– Ты ведь понимаешь? – спросила она. – То, о чем никогда не говорят вслух, и так оно под конец и оказывается тут, в дневниках и тетрадках, в укромных местах. А когда мы его находим, уже слишком поздно.

Ай Мин крепко держала тетрадь. Я сразу ее узнала: длинную и узкую, в форме крошечной двери, не туго прошитую хлопковой нитью. Книга записей.

– Так ты ее уже видела? – Я вновь промолчала, и Ай Мин грустно мне улыбнулась. – Это написано рукой моего отца. Понимаешь? Такой легкий почерк, такой искусный. Он всегда старался, когда писал, даже если иероглиф был простой. Он от природы был внимательный.

Она открыла тетрадь. Слова будто плавали на поверхности, двигаясь по собственной прихоти. Я попятилась. Ай Мин ни к чему было мне показывать, я и так знала, как оно выглядит.

– У меня свое ца-цзи, – продолжила она. – Но оно теперь повсюду, и я не знаю, как его хранить. Знаешь, Ма-ли, зачем мы ведем записи? Должна быть какая-то причина, но что пользы от того, чтобы хранить такие малозначительные вещи? Мой отец был великим композитором и великим музыкантом, но отказался от своего таланта, чтобы меня защитить. Он был очень честным человеком, очень искренним, и даже твоему отцу хотелось оставить частичку его себе на память. Даже твой отец его любил. Но ему позволили умереть. Прикончили его как скотину. И как мне это объяснят? Будь жив мой отец, меня бы тут не было. Я не была бы одна. А твой отец, он бы не… Ох, Ма-ли, прости. Мне так жаль.

И тут Ай Мин сделала то, чего я не видела с тех самых пор, как она приехала – больше месяца тому назад. Она не просто разрыдалась – ее охватило такое горе, что она даже не отвернулась и не закрыла лицо. И как же меня напугал ее плач – тихие причитания, от которых все рассыпалось на куски. Мне показалось, что она повторяет: “Помоги мне, помоги”. Я ужасно испугалась, что, если коснусь ее, боль Ай Мин вольется в мое тело и навсегда станет моей собственной. Мне было этого не вынести. Я отвернулась от нее. Ушла в свою комнату и закрыла за собой дверь.


Комната показалась мне очень маленькой. Семья, прошептала я про себя, это драгоценная шкатулка; она не может открываться и закрываться когда угодно, просто потому, что мама так велела. Как же больно мне стало от папиного портрета на комоде. Нет, не из-за портрета – но из-за чувства, которое тот вызывал, болезненного, как ссадина, от которого все – даже моя любовь к маме и к Ай Мин – наполнялось горечью.

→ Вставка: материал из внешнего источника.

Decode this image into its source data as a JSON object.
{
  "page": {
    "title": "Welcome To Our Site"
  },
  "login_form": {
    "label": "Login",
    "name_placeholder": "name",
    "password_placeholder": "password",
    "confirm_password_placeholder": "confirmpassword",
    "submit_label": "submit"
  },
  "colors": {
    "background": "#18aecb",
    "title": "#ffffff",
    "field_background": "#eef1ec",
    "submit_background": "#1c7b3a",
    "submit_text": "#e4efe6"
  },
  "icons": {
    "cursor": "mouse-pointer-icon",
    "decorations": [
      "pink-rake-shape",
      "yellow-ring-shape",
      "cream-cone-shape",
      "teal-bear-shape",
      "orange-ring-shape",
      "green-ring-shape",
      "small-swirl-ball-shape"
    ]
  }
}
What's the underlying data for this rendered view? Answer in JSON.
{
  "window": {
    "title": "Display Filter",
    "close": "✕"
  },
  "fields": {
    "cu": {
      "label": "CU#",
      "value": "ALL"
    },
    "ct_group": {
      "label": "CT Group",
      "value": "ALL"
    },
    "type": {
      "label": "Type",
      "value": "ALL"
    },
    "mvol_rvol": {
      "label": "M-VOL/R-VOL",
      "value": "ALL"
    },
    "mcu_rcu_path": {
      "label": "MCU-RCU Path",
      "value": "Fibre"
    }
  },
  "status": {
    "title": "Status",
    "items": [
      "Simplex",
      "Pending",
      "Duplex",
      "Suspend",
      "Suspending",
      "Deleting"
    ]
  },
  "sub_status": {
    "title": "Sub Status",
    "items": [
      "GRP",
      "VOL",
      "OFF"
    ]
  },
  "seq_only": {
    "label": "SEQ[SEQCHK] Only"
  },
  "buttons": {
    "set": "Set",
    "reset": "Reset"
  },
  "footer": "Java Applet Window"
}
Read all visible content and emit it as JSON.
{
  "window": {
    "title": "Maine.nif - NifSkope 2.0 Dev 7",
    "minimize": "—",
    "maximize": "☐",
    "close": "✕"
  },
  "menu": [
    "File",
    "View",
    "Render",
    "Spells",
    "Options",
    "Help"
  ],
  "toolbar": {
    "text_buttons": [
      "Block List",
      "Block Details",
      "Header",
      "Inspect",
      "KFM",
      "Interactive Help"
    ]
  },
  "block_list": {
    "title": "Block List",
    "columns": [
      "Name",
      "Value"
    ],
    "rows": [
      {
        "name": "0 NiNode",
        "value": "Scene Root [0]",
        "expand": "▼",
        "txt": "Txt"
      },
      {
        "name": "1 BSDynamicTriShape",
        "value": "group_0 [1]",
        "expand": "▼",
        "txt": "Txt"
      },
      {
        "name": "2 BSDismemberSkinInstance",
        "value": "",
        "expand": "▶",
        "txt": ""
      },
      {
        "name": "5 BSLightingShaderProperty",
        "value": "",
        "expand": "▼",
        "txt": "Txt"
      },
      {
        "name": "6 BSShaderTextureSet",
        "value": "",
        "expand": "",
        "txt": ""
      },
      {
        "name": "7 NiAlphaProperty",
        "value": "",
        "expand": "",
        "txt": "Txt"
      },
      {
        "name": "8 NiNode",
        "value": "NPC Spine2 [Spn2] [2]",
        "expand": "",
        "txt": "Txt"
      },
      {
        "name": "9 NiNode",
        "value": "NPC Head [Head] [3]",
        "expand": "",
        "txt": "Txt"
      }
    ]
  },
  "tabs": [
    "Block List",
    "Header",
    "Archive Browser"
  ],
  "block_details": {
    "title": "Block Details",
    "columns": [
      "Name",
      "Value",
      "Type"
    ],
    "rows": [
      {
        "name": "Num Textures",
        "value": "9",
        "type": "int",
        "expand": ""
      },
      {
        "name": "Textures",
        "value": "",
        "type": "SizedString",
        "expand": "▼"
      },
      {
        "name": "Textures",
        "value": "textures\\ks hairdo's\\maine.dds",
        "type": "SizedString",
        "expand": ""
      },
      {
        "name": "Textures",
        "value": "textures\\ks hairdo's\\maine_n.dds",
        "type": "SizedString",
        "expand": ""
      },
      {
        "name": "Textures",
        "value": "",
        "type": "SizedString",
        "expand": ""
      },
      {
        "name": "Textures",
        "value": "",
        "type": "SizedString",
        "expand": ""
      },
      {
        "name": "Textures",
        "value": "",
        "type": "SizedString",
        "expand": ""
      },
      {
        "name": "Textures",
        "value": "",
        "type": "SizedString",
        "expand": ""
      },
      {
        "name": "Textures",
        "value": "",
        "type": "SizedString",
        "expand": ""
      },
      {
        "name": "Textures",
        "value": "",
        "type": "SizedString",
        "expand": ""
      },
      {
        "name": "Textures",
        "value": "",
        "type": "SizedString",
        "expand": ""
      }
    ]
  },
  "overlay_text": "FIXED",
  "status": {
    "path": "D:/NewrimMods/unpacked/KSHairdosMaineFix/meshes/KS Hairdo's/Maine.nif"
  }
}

Мне хотелось швырнуть фотографию на пол, но я боялась, что она настоящая, что в ней – сам отец и что, если я ее попорчу, он никогда не сможет вернуться домой. Дождь барабанил за окном, заглушая мои мысли. Стекая по подоконнику, он скользил и преображался, и все эти ручейки, то переполнявшиеся, то мелевшие, сливавшиеся и дрожавшие, сбивали меня с толку и зачаровывали. Неужели я так же мало значу? Удастся ли мне когда-нибудь хоть что-то изменить? Я вдруг вспомнила отцовский аромат, сладость словно молодых листьев или свежескошенной травы, запах его мыла. Его голос, со странно официальной речью: “Что желает дочь сказать отцу? Почему дочь плачет?” Ни у кого на свете больше не было такого голоса.

Я против воли вспомнила подслушанный мамин рассказ: когда папу нашли, он был практически без пожитков. Она говорила по телефону, по международной линии – с подругой в Гонконге. Мама сказала, что чемодан, который он брал с собой набитым, оказался пустым. Он от всего избавился, включая обручальное кольцо, портативный CD-плеер Sony и музыку. У него даже нашей фотографии при себе не было. Единственная записка, которую он оставил, была вовсе не прощальная. Он писал только, что есть долги, которых ему не оплатить, и ошибки, с которыми жить он не может, и что он хотел бы быть похороненным в Гонконге, на китайской границе. Писал, что любит нас.